1. Should I pay Capital Gains Tax (CGT) on selling my property for profit?
Generally, if you sell a house for more than you bought it you earn capital gain, and this is taxable income. It is added to your assessable income for the period and taxed accordingly. However, there are some sale transactions which are exempt from CGT, such as selling your main residence.
If you're selling your main home, you may need to check whether it fits the criteria to avoid missing your tax obligations. According to the ATO, a qualifying home should:
have a house which you should have lived in while being a tax resident of Australia (vacant properties and time before official tax residency don't qualify)
you and your family should have lived in it, your belongings should be there, your mail should be delivered there and it should be your official home address and the place to which utility bills apply
not have been used to earn taxable income e.g. running a business out of it, renting it out or flipping it before sale
sits on no more than two hectares of land
These requirements entitle you to full exemption. If you don't meet any of these conditions, you may be eligible for partial exemption – a real estate attorney will guide you depending on your exact circumstance.
Properties other than your main residence are eligible for CGT upon profitable sale. They include second/holiday homes, rental properties etc. If you convert your main residence to multiple units for rental income, you should also pay CGT on sale. However, you can also claim capital loss against your CGT obligation whenever you incur losses.
2. How is property co-ownership handled in transactions?
Property co-ownership allows two or more people/parties to share property ownership according to the amount of money invested or any other criteria they decide on. How co-owned property is handled depends on the terms of co-ownership. There are two main types:
Tenancy in common – this is where the property is divided between the parties, and owners can transfer their interest independent of the other (unless the agreement stipulates otherwise). This is the more flexible option, and an agreement is drafted to define rights, obligations and interests, making succession and transactions easier.
Joint tenancy – this is common among couples, in which both parties own the whole property together, but individually own nothing.

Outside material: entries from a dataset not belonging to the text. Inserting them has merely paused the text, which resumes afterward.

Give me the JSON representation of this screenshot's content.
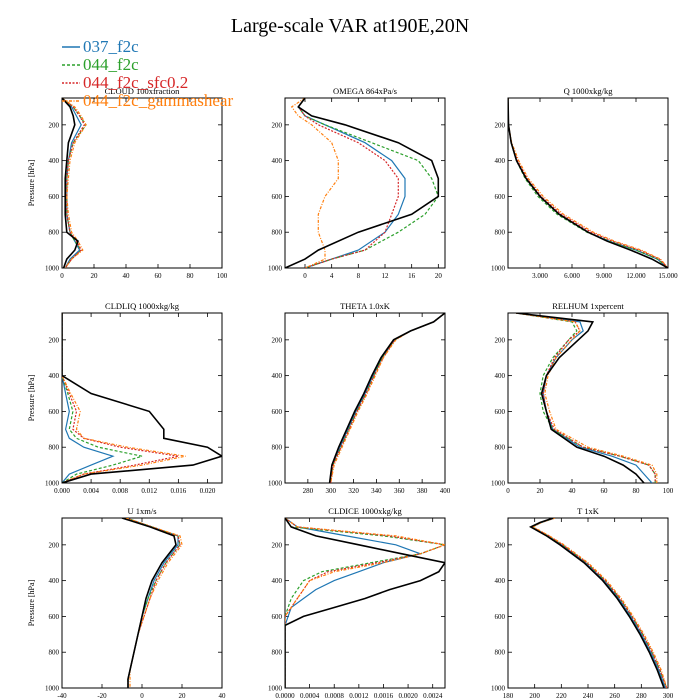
{
  "figure": {
    "title": "Large-scale VAR at190E,20N"
  },
  "legend": [
    {
      "label": "037_f2c",
      "color": "#1f77b4",
      "dash": ""
    },
    {
      "label": "044_f2c",
      "color": "#2ca02c",
      "dash": "3,2"
    },
    {
      "label": "044_f2c_sfc0.2",
      "color": "#d62728",
      "dash": "2,1.5"
    },
    {
      "label": "044_f2c_gammashear",
      "color": "#ff7f0e",
      "dash": "3,1.5,1,1.5"
    }
  ],
  "chart_data": [
    {
      "type": "line",
      "title": "CLOUD 100xfraction",
      "ylabel": "Pressure [hPa]",
      "xlim": [
        0,
        100
      ],
      "ylim": [
        1000,
        50
      ],
      "xticks": [
        0,
        20,
        40,
        60,
        80,
        100
      ],
      "yticks": [
        200,
        400,
        600,
        800,
        1000
      ],
      "p": [
        50,
        100,
        150,
        200,
        300,
        400,
        500,
        600,
        700,
        800,
        850,
        900,
        950,
        1000
      ],
      "series": [
        {
          "name": "037_f2c",
          "values": [
            0,
            6,
            9,
            12,
            6,
            4,
            3,
            3,
            3,
            5,
            8,
            11,
            5,
            2
          ]
        },
        {
          "name": "044_f2c",
          "values": [
            0,
            7,
            11,
            15,
            7,
            4,
            3,
            3,
            3,
            5,
            8,
            12,
            6,
            2
          ]
        },
        {
          "name": "044_f2c_sfc0.2",
          "values": [
            0,
            7,
            11,
            14,
            7,
            4,
            3,
            3,
            3,
            5,
            9,
            12,
            6,
            2
          ]
        },
        {
          "name": "044_f2c_gammashear",
          "values": [
            0,
            8,
            12,
            15,
            8,
            5,
            4,
            3,
            4,
            6,
            10,
            13,
            6,
            2
          ]
        },
        {
          "name": "",
          "values": [
            0,
            5,
            7,
            8,
            4,
            3,
            2,
            2,
            2,
            3,
            10,
            8,
            3,
            1
          ]
        }
      ]
    },
    {
      "type": "line",
      "title": "OMEGA 864xPa/s",
      "ylabel": "",
      "xlim": [
        -3,
        21
      ],
      "ylim": [
        1000,
        50
      ],
      "xticks": [
        0,
        4,
        8,
        12,
        16,
        20
      ],
      "yticks": [
        200,
        400,
        600,
        800,
        1000
      ],
      "p": [
        50,
        100,
        150,
        200,
        300,
        400,
        500,
        600,
        700,
        800,
        900,
        950,
        1000
      ],
      "series": [
        {
          "name": "037_f2c",
          "values": [
            0,
            -1,
            0,
            3,
            9,
            13,
            15,
            15,
            14,
            12,
            8,
            4,
            0
          ]
        },
        {
          "name": "044_f2c",
          "values": [
            0,
            -1,
            0,
            3,
            10,
            17,
            19,
            20,
            18,
            14,
            9,
            4,
            0
          ]
        },
        {
          "name": "044_f2c_sfc0.2",
          "values": [
            0,
            -1,
            0,
            2,
            8,
            12,
            14,
            14,
            13,
            12,
            9,
            4,
            0
          ]
        },
        {
          "name": "044_f2c_gammashear",
          "values": [
            0,
            -2,
            -1,
            1,
            4,
            5,
            5,
            3,
            2,
            2,
            3,
            3,
            0
          ]
        },
        {
          "name": "",
          "values": [
            0,
            -1,
            1,
            6,
            14,
            19,
            20,
            20,
            16,
            8,
            2,
            0,
            -3
          ]
        }
      ]
    },
    {
      "type": "line",
      "title": "Q 1000xkg/kg",
      "ylabel": "",
      "xlim": [
        0,
        15
      ],
      "ylim": [
        1000,
        50
      ],
      "xticks": [
        3,
        6,
        9,
        12,
        15
      ],
      "xticklabels": [
        "3.000",
        "6.000",
        "9.000",
        "12.000",
        "15.000"
      ],
      "yticks": [
        200,
        400,
        600,
        800,
        1000
      ],
      "p": [
        50,
        200,
        300,
        400,
        500,
        600,
        700,
        800,
        850,
        900,
        950,
        1000
      ],
      "series": [
        {
          "name": "037_f2c",
          "values": [
            0,
            0.05,
            0.3,
            0.8,
            1.7,
            3,
            4.8,
            7.5,
            9.5,
            12,
            14,
            15
          ]
        },
        {
          "name": "044_f2c",
          "values": [
            0,
            0.05,
            0.3,
            0.8,
            1.6,
            2.8,
            4.6,
            7.4,
            9.5,
            12,
            14,
            15
          ]
        },
        {
          "name": "044_f2c_sfc0.2",
          "values": [
            0,
            0.05,
            0.3,
            0.9,
            1.8,
            3.1,
            5,
            7.8,
            9.8,
            12.3,
            14.2,
            15
          ]
        },
        {
          "name": "044_f2c_gammashear",
          "values": [
            0,
            0.05,
            0.35,
            1,
            1.9,
            3.3,
            5.2,
            8,
            10,
            12.5,
            14.3,
            15
          ]
        },
        {
          "name": "",
          "values": [
            0,
            0.05,
            0.3,
            0.8,
            1.7,
            3,
            4.8,
            7.5,
            9.3,
            11.5,
            13.5,
            15
          ]
        }
      ]
    },
    {
      "type": "line",
      "title": "CLDLIQ 1000xkg/kg",
      "ylabel": "Pressure [hPa]",
      "xlim": [
        0,
        0.022
      ],
      "ylim": [
        1000,
        50
      ],
      "xticks": [
        0,
        0.004,
        0.008,
        0.012,
        0.016,
        0.02
      ],
      "xticklabels": [
        "0.000",
        "0.004",
        "0.008",
        "0.012",
        "0.016",
        "0.020"
      ],
      "yticks": [
        200,
        400,
        600,
        800,
        1000
      ],
      "p": [
        50,
        400,
        500,
        600,
        700,
        750,
        800,
        850,
        900,
        950,
        1000
      ],
      "series": [
        {
          "name": "037_f2c",
          "values": [
            0,
            0,
            0.0005,
            0.001,
            0.0005,
            0.001,
            0.003,
            0.007,
            0.004,
            0.001,
            0
          ]
        },
        {
          "name": "044_f2c",
          "values": [
            0,
            0,
            0.0008,
            0.0015,
            0.001,
            0.002,
            0.005,
            0.011,
            0.007,
            0.002,
            0
          ]
        },
        {
          "name": "044_f2c_sfc0.2",
          "values": [
            0,
            0,
            0.001,
            0.002,
            0.0015,
            0.003,
            0.008,
            0.016,
            0.01,
            0.003,
            0
          ]
        },
        {
          "name": "044_f2c_gammashear",
          "values": [
            0,
            0,
            0.0012,
            0.0025,
            0.002,
            0.003,
            0.009,
            0.017,
            0.011,
            0.003,
            0
          ]
        },
        {
          "name": "",
          "values": [
            0,
            0,
            0.004,
            0.012,
            0.014,
            0.014,
            0.02,
            0.022,
            0.018,
            0.004,
            0
          ]
        }
      ]
    },
    {
      "type": "line",
      "title": "THETA 1.0xK",
      "ylabel": "",
      "xlim": [
        260,
        400
      ],
      "ylim": [
        1000,
        50
      ],
      "xticks": [
        280,
        300,
        320,
        340,
        360,
        380,
        400
      ],
      "yticks": [
        200,
        400,
        600,
        800,
        1000
      ],
      "p": [
        50,
        100,
        150,
        200,
        300,
        400,
        500,
        600,
        700,
        800,
        900,
        1000
      ],
      "series": [
        {
          "name": "037_f2c",
          "values": [
            400,
            390,
            370,
            356,
            345,
            337,
            330,
            322,
            315,
            308,
            301,
            299
          ]
        },
        {
          "name": "044_f2c",
          "values": [
            400,
            390,
            370,
            356,
            345,
            338,
            331,
            323,
            316,
            309,
            302,
            300
          ]
        },
        {
          "name": "044_f2c_sfc0.2",
          "values": [
            400,
            390,
            370,
            356,
            346,
            338,
            331,
            323,
            316,
            309,
            302,
            300
          ]
        },
        {
          "name": "044_f2c_gammashear",
          "values": [
            400,
            390,
            370,
            357,
            346,
            339,
            332,
            324,
            317,
            310,
            303,
            300
          ]
        },
        {
          "name": "",
          "values": [
            400,
            390,
            370,
            355,
            344,
            336,
            329,
            321,
            314,
            307,
            301,
            299
          ]
        }
      ]
    },
    {
      "type": "line",
      "title": "RELHUM 1xpercent",
      "ylabel": "",
      "xlim": [
        0,
        100
      ],
      "ylim": [
        1000,
        50
      ],
      "xticks": [
        0,
        20,
        40,
        60,
        80,
        100
      ],
      "yticks": [
        200,
        400,
        600,
        800,
        1000
      ],
      "p": [
        50,
        100,
        150,
        200,
        300,
        400,
        500,
        600,
        700,
        800,
        850,
        900,
        950,
        1000
      ],
      "series": [
        {
          "name": "037_f2c",
          "values": [
            5,
            45,
            47,
            40,
            30,
            24,
            22,
            24,
            28,
            45,
            65,
            80,
            85,
            90
          ]
        },
        {
          "name": "044_f2c",
          "values": [
            5,
            40,
            43,
            38,
            28,
            22,
            20,
            22,
            28,
            47,
            70,
            88,
            92,
            92
          ]
        },
        {
          "name": "044_f2c_sfc0.2",
          "values": [
            5,
            42,
            45,
            38,
            29,
            24,
            22,
            24,
            29,
            47,
            70,
            88,
            92,
            92
          ]
        },
        {
          "name": "044_f2c_gammashear",
          "values": [
            5,
            42,
            45,
            40,
            30,
            25,
            23,
            26,
            30,
            50,
            72,
            90,
            93,
            93
          ]
        },
        {
          "name": "",
          "values": [
            5,
            53,
            50,
            44,
            32,
            24,
            21,
            24,
            27,
            43,
            60,
            72,
            80,
            85
          ]
        }
      ]
    },
    {
      "type": "line",
      "title": "U 1xm/s",
      "ylabel": "Pressure [hPa]",
      "xlim": [
        -40,
        40
      ],
      "ylim": [
        1000,
        50
      ],
      "xticks": [
        -40,
        -20,
        0,
        20,
        40
      ],
      "yticks": [
        200,
        400,
        600,
        800,
        1000
      ],
      "p": [
        50,
        100,
        150,
        200,
        300,
        400,
        500,
        600,
        700,
        800,
        900,
        950,
        1000
      ],
      "series": [
        {
          "name": "037_f2c",
          "values": [
            -8,
            5,
            18,
            18,
            11,
            6,
            3,
            0,
            -2,
            -4,
            -6,
            -7,
            -7
          ]
        },
        {
          "name": "044_f2c",
          "values": [
            -8,
            5,
            18,
            19,
            12,
            7,
            3,
            0,
            -2,
            -4,
            -6,
            -7,
            -7
          ]
        },
        {
          "name": "044_f2c_sfc0.2",
          "values": [
            -8,
            5,
            18,
            19,
            12,
            7,
            4,
            1,
            -2,
            -4,
            -6,
            -7,
            -7
          ]
        },
        {
          "name": "044_f2c_gammashear",
          "values": [
            -8,
            5,
            19,
            20,
            13,
            8,
            4,
            1,
            -2,
            -4,
            -6,
            -6,
            -6
          ]
        },
        {
          "name": "",
          "values": [
            -10,
            4,
            16,
            17,
            10,
            5,
            2,
            0,
            -2,
            -4,
            -6,
            -7,
            -7
          ]
        }
      ]
    },
    {
      "type": "line",
      "title": "CLDICE 1000xkg/kg",
      "ylabel": "",
      "xlim": [
        0,
        0.0026
      ],
      "ylim": [
        1000,
        50
      ],
      "xticks": [
        0,
        0.0004,
        0.0008,
        0.0012,
        0.0016,
        0.002,
        0.0024
      ],
      "xticklabels": [
        "0.0000",
        "0.0004",
        "0.0008",
        "0.0012",
        "0.0016",
        "0.0020",
        "0.0024"
      ],
      "yticks": [
        200,
        400,
        600,
        800,
        1000
      ],
      "p": [
        50,
        100,
        150,
        200,
        250,
        300,
        350,
        400,
        450,
        500,
        550,
        600,
        650,
        700,
        1000
      ],
      "series": [
        {
          "name": "037_f2c",
          "values": [
            0,
            0.0002,
            0.001,
            0.0018,
            0.0022,
            0.0016,
            0.0012,
            0.0008,
            0.0005,
            0.0003,
            0.0001,
            5e-05,
            0,
            0,
            0
          ]
        },
        {
          "name": "044_f2c",
          "values": [
            0,
            0.0001,
            0.0016,
            0.0026,
            0.0022,
            0.0014,
            0.0006,
            0.0003,
            0.0002,
            0.0001,
            5e-05,
            0,
            0,
            0,
            0
          ]
        },
        {
          "name": "044_f2c_sfc0.2",
          "values": [
            0,
            0.0002,
            0.0017,
            0.0026,
            0.0022,
            0.0015,
            0.0007,
            0.0004,
            0.0003,
            0.0002,
            0.0001,
            0,
            0,
            0,
            0
          ]
        },
        {
          "name": "044_f2c_gammashear",
          "values": [
            0,
            0.0002,
            0.0018,
            0.0026,
            0.0022,
            0.0016,
            0.0008,
            0.0004,
            0.0003,
            0.0002,
            0.0001,
            0,
            0,
            0,
            0
          ]
        },
        {
          "name": "",
          "values": [
            0,
            0.0001,
            0.0005,
            0.0012,
            0.0019,
            0.0026,
            0.0025,
            0.0022,
            0.0017,
            0.0013,
            0.0008,
            0.0003,
            0,
            0,
            0
          ]
        }
      ]
    },
    {
      "type": "line",
      "title": "T 1xK",
      "ylabel": "",
      "xlim": [
        180,
        300
      ],
      "ylim": [
        1000,
        50
      ],
      "xticks": [
        180,
        200,
        220,
        240,
        260,
        280,
        300
      ],
      "yticks": [
        200,
        400,
        600,
        800,
        1000
      ],
      "p": [
        50,
        75,
        100,
        150,
        200,
        300,
        400,
        500,
        600,
        700,
        800,
        900,
        1000
      ],
      "series": [
        {
          "name": "037_f2c",
          "values": [
            215,
            205,
            198,
            210,
            220,
            238,
            252,
            263,
            272,
            280,
            287,
            293,
            298
          ]
        },
        {
          "name": "044_f2c",
          "values": [
            215,
            205,
            198,
            210,
            221,
            239,
            253,
            264,
            273,
            281,
            288,
            294,
            299
          ]
        },
        {
          "name": "044_f2c_sfc0.2",
          "values": [
            215,
            205,
            198,
            211,
            221,
            239,
            253,
            264,
            273,
            281,
            288,
            294,
            299
          ]
        },
        {
          "name": "044_f2c_gammashear",
          "values": [
            215,
            205,
            199,
            211,
            222,
            240,
            254,
            265,
            274,
            282,
            289,
            295,
            299
          ]
        },
        {
          "name": "",
          "values": [
            214,
            204,
            197,
            209,
            219,
            237,
            251,
            262,
            271,
            279,
            286,
            292,
            297
          ]
        }
      ]
    }
  ]
}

If one party dies, the whole property automatically becomes the other party's.
If you have a tenancy in common and you wish to relinquish your interest, you'll have to find a buyer for your share only, and this is usually harder. Your agreement can stipulate that your co-owners buy out your interest, but this isn't always provided.
Another risk is that if the property is used as security for a loan or mortgage, you're all liable for the loan in case it defaults, even if the loan belonged to one of you. Common disputes include whether or not to sell or refinance a mortgage, property maintenance, division of income from the property and mortgage repayments. Having a comprehensive co-ownership agreement can help to resolve some of these disputes.